TET Stadium & Events Centre is a multi-purpose sports facility in Inglewood, New Zealand. It is one of the home grounds of the Taranaki Mitre 10 Cup side . The ground also plays host to local side Inglewood United F.C. and to the Inglewood & Taranaki athletics clubs.

The facility was home to the Mitre 10 Cup side between 2020 and 2021 when it moved from Yarrow Stadium in New Plymouth which was closed for renovations to comply with earthquake regulations.

The facility was used as a training venue for the 2015 FIFA U-20 World Cup, with the local Taranaki side having to move out of the venue for the duration of the tournament.

It features an all weather athletics track around the main field, a 1,000 seat covered grandstand and on the opposite side four large changing rooms, one smaller changing room. Upstairs in the pavilion, a balcony over looks the venue with bar, kitchen and conference facilities available.
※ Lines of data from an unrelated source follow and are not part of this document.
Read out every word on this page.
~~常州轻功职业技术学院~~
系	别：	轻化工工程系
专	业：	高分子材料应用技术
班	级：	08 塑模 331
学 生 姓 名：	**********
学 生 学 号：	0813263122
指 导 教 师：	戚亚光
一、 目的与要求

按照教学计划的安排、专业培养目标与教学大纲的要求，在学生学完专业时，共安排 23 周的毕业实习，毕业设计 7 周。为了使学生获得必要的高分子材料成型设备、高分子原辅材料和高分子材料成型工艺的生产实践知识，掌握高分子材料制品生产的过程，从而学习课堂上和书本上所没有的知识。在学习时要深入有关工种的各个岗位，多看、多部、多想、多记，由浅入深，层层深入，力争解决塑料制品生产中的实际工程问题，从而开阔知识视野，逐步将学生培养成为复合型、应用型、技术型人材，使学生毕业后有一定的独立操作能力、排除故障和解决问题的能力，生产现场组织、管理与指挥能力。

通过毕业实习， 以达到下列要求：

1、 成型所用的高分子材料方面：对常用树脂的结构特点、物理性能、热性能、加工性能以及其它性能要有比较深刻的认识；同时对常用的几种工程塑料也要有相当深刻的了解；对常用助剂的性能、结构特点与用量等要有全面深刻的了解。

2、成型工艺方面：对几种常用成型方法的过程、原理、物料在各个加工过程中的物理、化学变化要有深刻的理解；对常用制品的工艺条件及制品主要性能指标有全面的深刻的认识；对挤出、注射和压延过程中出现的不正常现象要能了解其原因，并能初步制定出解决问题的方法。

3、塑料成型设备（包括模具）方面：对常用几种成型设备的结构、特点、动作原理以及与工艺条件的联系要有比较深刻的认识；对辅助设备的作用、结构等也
Temporary infrastructure was built to be able to host Mitre 10 Cup matches in 2020 and 2021, including a camera tower, commentary and coaches boxes.

== History ==
The New Zealand Amateur Athletics Association set up the Taranaki Community Stadium Trust in 1985 to raise funds to build and all-weather athletic track in New Plymouth. The track and complex was considered by New Plymouth District Council in late 1997 and eventually the Jubilee Park location in Inglewood was selected. Olympic athlete Norman Read was a central figure in creating the vision for the centre. Many individuals, clubs and local businesses gave time and energy to the project which took 15 years from conception to completion. It was the first New Zealand venue to have an Olympic class Mondo track installed.